In this paper, we propose a new method named K-similarity to measure the global relative relationship in a multi-agent system. K-similarity is a networked synthesis of clustering results from each snapshot. Multivariate time series are split into snapshots where K-means clustering is implemented with various K strategies available. Then, the clustering results on each snapshot are nonlinearly mapped into a network and together form a synthetic network. The link weight of the network contains the global relative similarity between agents, i.e. K-similarity. It has the following properties in the analysis:

\(\bullet \) K-similarity can be converted to a strict distance, and therefore has the potential to be applied in a variety of scenarios;

\(\bullet \) It is stable to outliers including random and concentrated outliers since the mapping rules limit the influence of outliers to a normal range;

\(\bullet \) We discuss the weight distribution of a trivial case with completely random trajectories, and derive a GMM-based threshold strategy to select informative links from the K-similarity matrix;

\(\bullet \) Different K strategies can detect similarities at different scales, which provides a possible tool for building higher-order networks and multi-scale detection.

Experiments are executed on both simulated and real datasets to verify its superiority over the other four benchmark similarity measurements and the effectiveness of the GMM-based threshold.

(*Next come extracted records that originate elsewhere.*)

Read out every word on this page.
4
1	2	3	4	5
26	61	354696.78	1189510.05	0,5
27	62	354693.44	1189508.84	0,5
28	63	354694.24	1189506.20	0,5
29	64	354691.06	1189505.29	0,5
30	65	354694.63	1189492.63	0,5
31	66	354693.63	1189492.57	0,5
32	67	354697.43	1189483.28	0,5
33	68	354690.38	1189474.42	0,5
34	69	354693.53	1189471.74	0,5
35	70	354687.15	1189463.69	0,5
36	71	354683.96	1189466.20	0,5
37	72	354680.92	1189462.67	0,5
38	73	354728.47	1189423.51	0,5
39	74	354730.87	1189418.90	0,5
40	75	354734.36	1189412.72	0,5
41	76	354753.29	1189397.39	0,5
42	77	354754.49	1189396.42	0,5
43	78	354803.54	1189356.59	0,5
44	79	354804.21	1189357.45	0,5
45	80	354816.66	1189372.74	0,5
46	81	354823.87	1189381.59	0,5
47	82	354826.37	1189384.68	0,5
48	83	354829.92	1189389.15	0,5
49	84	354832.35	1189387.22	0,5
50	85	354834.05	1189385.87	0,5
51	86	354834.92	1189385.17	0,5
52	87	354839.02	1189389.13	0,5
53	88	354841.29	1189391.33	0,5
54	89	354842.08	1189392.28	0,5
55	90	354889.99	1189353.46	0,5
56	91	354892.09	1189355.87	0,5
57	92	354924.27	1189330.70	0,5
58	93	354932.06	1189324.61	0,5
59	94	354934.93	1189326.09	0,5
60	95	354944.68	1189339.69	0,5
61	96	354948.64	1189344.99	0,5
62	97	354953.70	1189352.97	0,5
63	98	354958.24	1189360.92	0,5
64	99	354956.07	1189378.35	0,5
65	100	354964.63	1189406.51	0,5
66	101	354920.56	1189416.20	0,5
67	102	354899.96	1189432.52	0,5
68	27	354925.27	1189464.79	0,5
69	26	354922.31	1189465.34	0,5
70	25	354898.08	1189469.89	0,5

K-similarity provides a framework to enrich the definition of similarity in a flexible paradigm. The current method aims at systems with a constant number of time series. In the future, a dynamic entry and exit mechanism for time series is to be designed. Assuming that the new coming time series have a negligible effect on the overall distribution, the time series could be added by joining the closest cluster on each snapshot, and be removed simply by deleting its row and column in the similarity matrix. This mechanism will help K-similarity be applied to more scenarios as a general similarity or distance measure.